To address this, the researchers created a new benchmark called LongFact, which consists of thousands of questions spanning 38 different topics. They then developed a method called SAFE that uses the language model itself to evaluate the factual accuracy of the model's long-form responses. SAFE works by breaking down the response into individual facts, searching the web for supporting evidence, and then scoring the overall factuality.

Impressively, the researchers found that SAFE could outperform human annotators at this task, while being much more cost-effective. They also benchmarked several major language model families on the LongFact dataset, revealing that larger models tend to be more factually accurate when generating lengthy responses.

This research is significant because it provides a new way to rigorously evaluate the factuality of language models, which is crucial as these models become more powerful and prevalent. By identifying areas for improvement, this work can help drive the development of more reliable and trustworthy language AI systems.

## Technical Explanation

The key elements of this paper are:

**LongFact Benchmark**: To evaluate long-form factuality, the researchers created a dataset called LongFact, which contains over 4,000 questions across 38 different topics. These questions were designed to elicit long, detailed responses from language models.

**Search-Augmented Factuality Evaluator (SAFE)**: The researchers proposed a method called SAFE to automatically evaluate the factual accuracy of LLM responses. SAFE works by:
1. Breaking down the long-form response into individual facts
2. Generating search queries for each fact and checking the web search results
3. Determining whether each fact is supported by the search results
4. Calculating an overall factuality score that balances precision (percentage of supported facts) and recall (percentage of provided facts relative to a target length)

**Benchmarking Experiments**: The researchers benchmarked 13 language models from 4 different families (Gemini, GPT, Claude, and PaLM-2) on the LongFact dataset. They found that larger models generally achieved better long-form factuality scores.

**Comparison to Human Annotators**: The researchers compared SAFE's factuality evaluations to those of crowdsourced human annotators. They found that SAFE agreed with the human annotations 72% of the time, and won 76% of the time in a random sample of disagreement cases. Importantly, SAFE was also more than 20 times cheaper than human annotators.

## Critical Analysis

The researchers acknowledge several limitations and areas for future work:

- The LongFact dataset, while extensive, may not cover all possible topics and question types.

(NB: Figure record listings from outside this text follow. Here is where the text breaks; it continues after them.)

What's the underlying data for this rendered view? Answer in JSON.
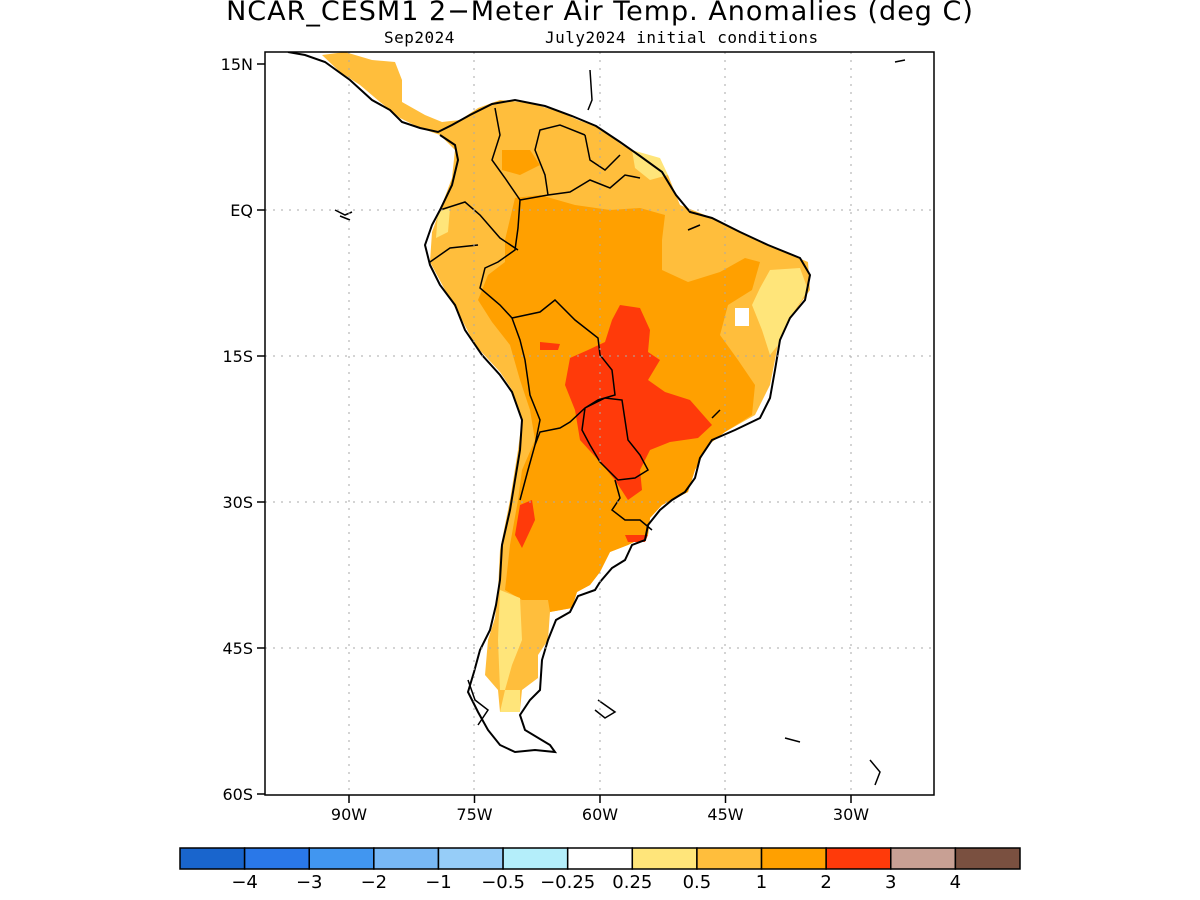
{
  "title": "NCAR_CESM1 2−Meter Air Temp. Anomalies (deg C)",
  "subtitle_left": "Sep2024",
  "subtitle_right": "July2024 initial conditions",
  "lat_ticks": [
    {
      "label": "15N",
      "lat": 15
    },
    {
      "label": "EQ",
      "lat": 0
    },
    {
      "label": "15S",
      "lat": -15
    },
    {
      "label": "30S",
      "lat": -30
    },
    {
      "label": "45S",
      "lat": -45
    },
    {
      "label": "60S",
      "lat": -60
    }
  ],
  "lon_ticks": [
    {
      "label": "90W",
      "lon": -90
    },
    {
      "label": "75W",
      "lon": -75
    },
    {
      "label": "60W",
      "lon": -60
    },
    {
      "label": "45W",
      "lon": -45
    },
    {
      "label": "30W",
      "lon": -30
    }
  ],
  "colorbar": {
    "colors": [
      "#1965cd",
      "#2a78e8",
      "#4196f0",
      "#78b8f5",
      "#96cdf8",
      "#b4eefa",
      "#ffffff",
      "#ffe57a",
      "#ffbe3c",
      "#ffa000",
      "#ff3a0a",
      "#c8a094",
      "#7a5040"
    ],
    "labels": [
      "−4",
      "−3",
      "−2",
      "−1",
      "−0.5",
      "−0.25",
      "0.25",
      "0.5",
      "1",
      "2",
      "3",
      "4"
    ]
  },
  "legend_categories": {
    "light_yellow": "0.25 to 0.5",
    "light_orange": "0.5 to 1",
    "orange": "1 to 2",
    "red": "2 to 3"
  }
}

Expanding the dataset could further test the capabilities of language models.
- The SAFE method relies on web search results, which may not always provide definitive evidence for the accuracy of a fact. Incorporating additional information sources could improve SAFE's factuality assessments.
- The researchers only benchmarked a limited set of language models. Expanding the evaluation to a wider range of models, including multilingual and specialized models, could provide additional insights.
- While SAFE outperformed human annotators, it still made mistakes in a significant number of cases. Improving the underlying language model and search quality could further enhance SAFE's factuality evaluation abilities.

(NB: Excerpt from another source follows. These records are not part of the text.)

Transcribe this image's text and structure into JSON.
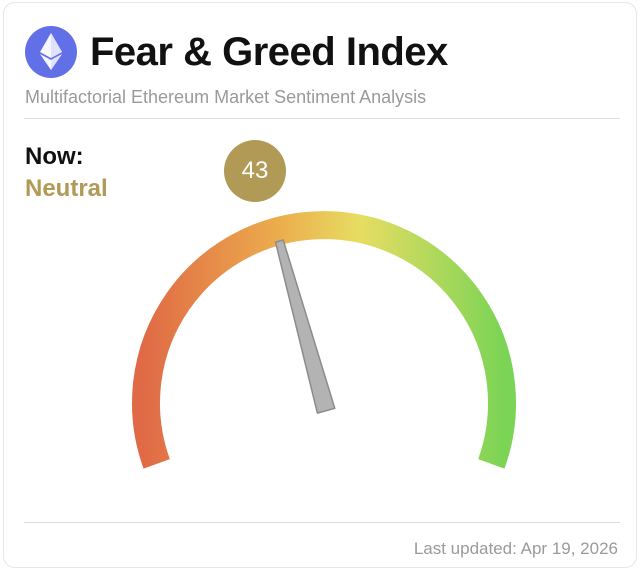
{
  "header": {
    "title": "Fear & Greed Index",
    "subtitle": "Multifactorial Ethereum Market Sentiment Analysis",
    "logo_icon": "ethereum-icon"
  },
  "status": {
    "now_label": "Now:",
    "sentiment": "Neutral",
    "value": "43",
    "accent_color": "#b09a55"
  },
  "gauge": {
    "min": 0,
    "max": 100,
    "value": 43,
    "colors": [
      "#e06a45",
      "#ecae4d",
      "#e7dd63",
      "#7bd455"
    ]
  },
  "footer": {
    "last_updated": "Last updated: Apr 19, 2026"
  }
}
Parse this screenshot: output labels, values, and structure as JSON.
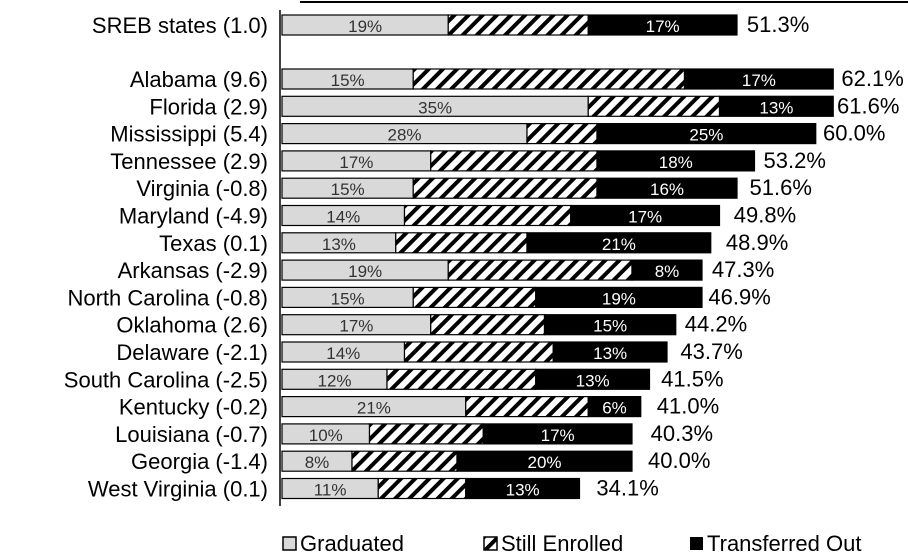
{
  "chart_data": {
    "type": "bar",
    "orientation": "horizontal",
    "stacked": true,
    "categories": [
      "SREB states (1.0)",
      "Alabama (9.6)",
      "Florida (2.9)",
      "Mississippi (5.4)",
      "Tennessee (2.9)",
      "Virginia (-0.8)",
      "Maryland (-4.9)",
      "Texas (0.1)",
      "Arkansas (-2.9)",
      "North Carolina (-0.8)",
      "Oklahoma (2.6)",
      "Delaware (-2.1)",
      "South Carolina (-2.5)",
      "Kentucky (-0.2)",
      "Louisiana (-0.7)",
      "Georgia (-1.4)",
      "West Virginia (0.1)"
    ],
    "series": [
      {
        "name": "Graduated",
        "pattern": "solid-light-gray",
        "color": "#d9d9d9",
        "values": [
          19,
          15,
          35,
          28,
          17,
          15,
          14,
          13,
          19,
          15,
          17,
          14,
          12,
          21,
          10,
          8,
          11
        ],
        "labels": [
          "19%",
          "15%",
          "35%",
          "28%",
          "17%",
          "15%",
          "14%",
          "13%",
          "19%",
          "15%",
          "17%",
          "14%",
          "12%",
          "21%",
          "10%",
          "8%",
          "11%"
        ]
      },
      {
        "name": "Still Enrolled",
        "pattern": "diagonal-hatch",
        "color": "#000000",
        "values": [
          16,
          31,
          15,
          8,
          19,
          21,
          19,
          15,
          21,
          14,
          13,
          17,
          17,
          14,
          13,
          12,
          10
        ]
      },
      {
        "name": "Transferred Out",
        "pattern": "solid-black",
        "color": "#000000",
        "values": [
          17,
          17,
          13,
          25,
          18,
          16,
          17,
          21,
          8,
          19,
          15,
          13,
          13,
          6,
          17,
          20,
          13
        ],
        "labels": [
          "17%",
          "17%",
          "13%",
          "25%",
          "18%",
          "16%",
          "17%",
          "21%",
          "8%",
          "19%",
          "15%",
          "13%",
          "13%",
          "6%",
          "17%",
          "20%",
          "13%"
        ]
      }
    ],
    "totals": [
      "51.3%",
      "62.1%",
      "61.6%",
      "60.0%",
      "53.2%",
      "51.6%",
      "49.8%",
      "48.9%",
      "47.3%",
      "46.9%",
      "44.2%",
      "43.7%",
      "41.5%",
      "41.0%",
      "40.3%",
      "40.0%",
      "34.1%"
    ],
    "total_values": [
      51.3,
      62.1,
      61.6,
      60.0,
      53.2,
      51.6,
      49.8,
      48.9,
      47.3,
      46.9,
      44.2,
      43.7,
      41.5,
      41.0,
      40.3,
      40.0,
      34.1
    ],
    "legend": {
      "position": "bottom",
      "entries": [
        "Graduated",
        "Still Enrolled",
        "Transferred Out"
      ]
    },
    "grid": false
  }
}
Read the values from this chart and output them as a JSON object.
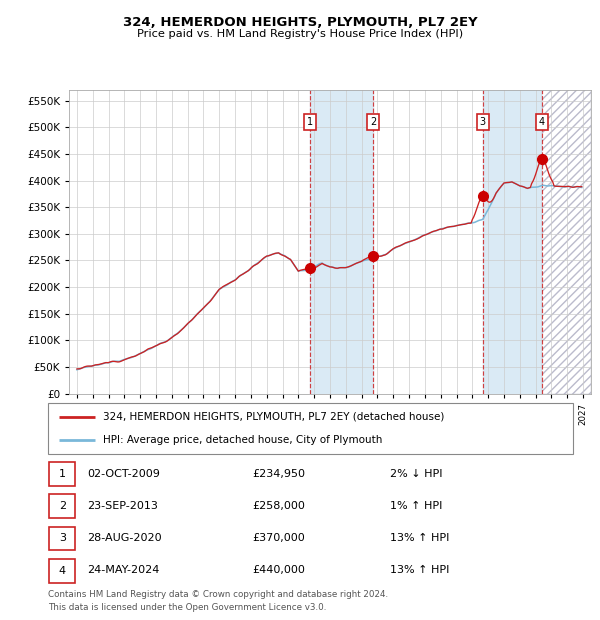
{
  "title": "324, HEMERDON HEIGHTS, PLYMOUTH, PL7 2EY",
  "subtitle": "Price paid vs. HM Land Registry's House Price Index (HPI)",
  "legend_line1": "324, HEMERDON HEIGHTS, PLYMOUTH, PL7 2EY (detached house)",
  "legend_line2": "HPI: Average price, detached house, City of Plymouth",
  "footer1": "Contains HM Land Registry data © Crown copyright and database right 2024.",
  "footer2": "This data is licensed under the Open Government Licence v3.0.",
  "sale_events": [
    {
      "num": 1,
      "date": "02-OCT-2009",
      "price": 234950,
      "pct": "2%",
      "dir": "↓",
      "x_year": 2009.75
    },
    {
      "num": 2,
      "date": "23-SEP-2013",
      "price": 258000,
      "pct": "1%",
      "dir": "↑",
      "x_year": 2013.72
    },
    {
      "num": 3,
      "date": "28-AUG-2020",
      "price": 370000,
      "pct": "13%",
      "dir": "↑",
      "x_year": 2020.66
    },
    {
      "num": 4,
      "date": "24-MAY-2024",
      "price": 440000,
      "pct": "13%",
      "dir": "↑",
      "x_year": 2024.4
    }
  ],
  "hpi_color": "#7ab8d9",
  "price_color": "#cc2222",
  "dot_color": "#cc0000",
  "shade_color": "#daeaf5",
  "ylim": [
    0,
    570000
  ],
  "xlim_start": 1994.5,
  "xlim_end": 2027.5,
  "yticks": [
    0,
    50000,
    100000,
    150000,
    200000,
    250000,
    300000,
    350000,
    400000,
    450000,
    500000,
    550000
  ],
  "bg_color": "#ffffff",
  "grid_color": "#cccccc"
}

One potential concern not addressed in the paper is the potential for language models to "game" the SAFE system by generating responses that appear factual but are actually carefully crafted to pass the search-based evaluation, rather than being truly faithful to the underlying facts.

## Conclusion

This research provides a valuable new benchmark and evaluation method for assessing the long-form factuality of large language models. By demonstrating that an automated system can outperform human annotators, the researchers have opened the door to more scalable and cost-effective ways of ensuring the reliability of language AI systems.

As these models become more capable and widely used, maintaining their factual accuracy will be crucial. The LongFact dataset and SAFE evaluation method represent important steps towards developing more trustworthy and transparent language AI that can be reliably used for a variety of real-world applications.